HILTON, Thomas (by 1508-58 or later), of Shoreditch, London.

Published in The History of Parliament: the House of Commons 1509-1558, ed. S.T. Bindoff, 1982
Available from Boydell and Brewer

Constituency

Dates

Family and Education

b. by 1508, ?s. of William Hilton of London. m. by 1549, Elizabeth, prob. da. of John Malte of London.1

Offices Held

Groom, the chamber by 1538-40 or later.2

Biography

Thomas Hilton was probably the son of the William Hulton or Hilton who had been tailor to the King and a groom of the chamber in 1512. (No connexion has been found between him and his namesake who was under clerk of the Parliaments until January 1510.) William Hilton and his brother Alexander were both Merchant Taylors and they may have been related to a family of that name with members in the Skinners’ Company. A paternal connexion with the Household would account for Thomas Hilton’s entry into the royal service where, about July 1538, he is listed as a messenger and groom of the chamber. In April 1539 he carried letters between Cromwell and the 3rd Duke of Norfolk (including the duke’s summons to the impending Parliament), and in October and December of the same year he was a messenger for the Council, but it is not known whether he continued as such after 1540: by 1545, as is mentioned below, he was in the service of (Sir) John Harington I of Exton.

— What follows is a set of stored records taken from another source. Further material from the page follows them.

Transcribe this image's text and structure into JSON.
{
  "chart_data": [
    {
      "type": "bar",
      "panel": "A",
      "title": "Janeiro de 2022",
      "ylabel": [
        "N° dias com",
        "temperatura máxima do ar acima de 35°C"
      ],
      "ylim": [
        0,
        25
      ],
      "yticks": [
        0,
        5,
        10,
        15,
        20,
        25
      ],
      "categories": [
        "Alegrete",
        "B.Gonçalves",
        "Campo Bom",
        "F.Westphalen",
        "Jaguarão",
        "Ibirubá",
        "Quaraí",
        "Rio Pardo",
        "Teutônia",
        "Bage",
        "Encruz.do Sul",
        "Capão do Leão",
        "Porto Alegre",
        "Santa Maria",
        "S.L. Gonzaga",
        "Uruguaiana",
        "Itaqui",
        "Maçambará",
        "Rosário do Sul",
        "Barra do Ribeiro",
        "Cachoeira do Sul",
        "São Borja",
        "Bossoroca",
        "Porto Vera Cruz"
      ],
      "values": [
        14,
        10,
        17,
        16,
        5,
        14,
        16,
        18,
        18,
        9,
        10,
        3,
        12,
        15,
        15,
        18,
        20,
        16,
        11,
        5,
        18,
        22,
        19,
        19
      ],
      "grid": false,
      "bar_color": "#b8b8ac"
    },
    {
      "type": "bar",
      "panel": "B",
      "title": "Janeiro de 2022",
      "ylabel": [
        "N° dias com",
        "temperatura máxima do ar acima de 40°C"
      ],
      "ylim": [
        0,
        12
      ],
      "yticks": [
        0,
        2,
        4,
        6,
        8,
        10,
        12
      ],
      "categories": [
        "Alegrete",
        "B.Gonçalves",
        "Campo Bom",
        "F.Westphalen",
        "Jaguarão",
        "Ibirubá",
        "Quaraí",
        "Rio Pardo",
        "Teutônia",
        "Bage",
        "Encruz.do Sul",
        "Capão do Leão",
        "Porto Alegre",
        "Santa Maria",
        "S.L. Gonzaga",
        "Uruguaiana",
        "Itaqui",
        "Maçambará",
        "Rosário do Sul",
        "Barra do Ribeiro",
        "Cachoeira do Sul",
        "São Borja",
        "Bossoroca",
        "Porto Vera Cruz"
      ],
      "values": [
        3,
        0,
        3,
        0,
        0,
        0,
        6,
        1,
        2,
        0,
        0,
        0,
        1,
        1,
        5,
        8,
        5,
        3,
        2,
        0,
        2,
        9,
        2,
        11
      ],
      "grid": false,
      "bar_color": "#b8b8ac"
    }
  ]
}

William Hilton’s fellow Merchant Taylor John Malte was to become tailor and supposed confidant to Henry VIII. The Elizabeth Malte whom Thomas Hilton married was probably a daughter of this John Malte. In 1545 Hilton was mentioned in a Star Chamber case as the servant and tenant of Harington in Rutland, so that he may have introduced Harington’s young ‘cousin’ and namesake into the Malte family circle.3

Although Thomas Hilton is not known to have been a Household official before about 1538, when among his fellow grooms of the chamber was a Christopher Lambert, he was presumably returned for Old Sarum in 1529 because of his own or his family’s position in the royal service: his election may have owed something to Sir Edward Baynton, as was probably the case with his fellow-Member William Lambert. Although John Harington II his patron appears to have been the 1st Earl of Pembroke, and no earlier connexion between the Haringtons and Old Sarum or its Members has been found. Hilton was probably returned again to the Parliament of 1536, in accordance with the King’s general request for the re-election of the previous Members, and he may have sat again in those of 1539 and 1542, for which the names of the Old Sarum Members are unknown: he does not, however, appear to have held further office. In September 1549 he and his wife were named executors in the will of John Malte’s widow Anne, and thereafter they seem to have lived until at least 1558 in London, where they acquired a number of properties in the parish of St. Leonard, Shoreditch. No will has been found for either, but Thomas Hilton was probably dead by the fiscal year 1565-6, when one of his former leaseholds was let to another tenant.4

Ref Volumes: 1509-1558

Author: Elizabeth McIntyre

Notes

  • 1. Presumed to be of age at election. CPR, 1566-9, p. 297; Stow, Survey of London, i. 205; PCC 36 Porch, 39 Alen, 41 Populwell.
  • 2. LP Hen. VIII, xiii, xiv, xvi.
  • 3. Stow, loc. cit.; Reg. St. Mary-at-Hill (EETS, cxxv-cxxviii), 325, 330, 345; PCC 36 Porch; Recs. of Skinners’ Co. ed. Lambert, 157, 208, 212; Freemen of London, 97-98; LP Hen. VIII, i. xiii, xiv, xvi; St.Ch.2/28/28 VCH Rutland, i. 221.
  • 4. Survey London, viii. 33-34; Feet of Fines, London and Mdx. ed. Hardy and Page, ii. 85, 94, 97; CPR, 1560-3, p. 136; 1566-9, p. 297.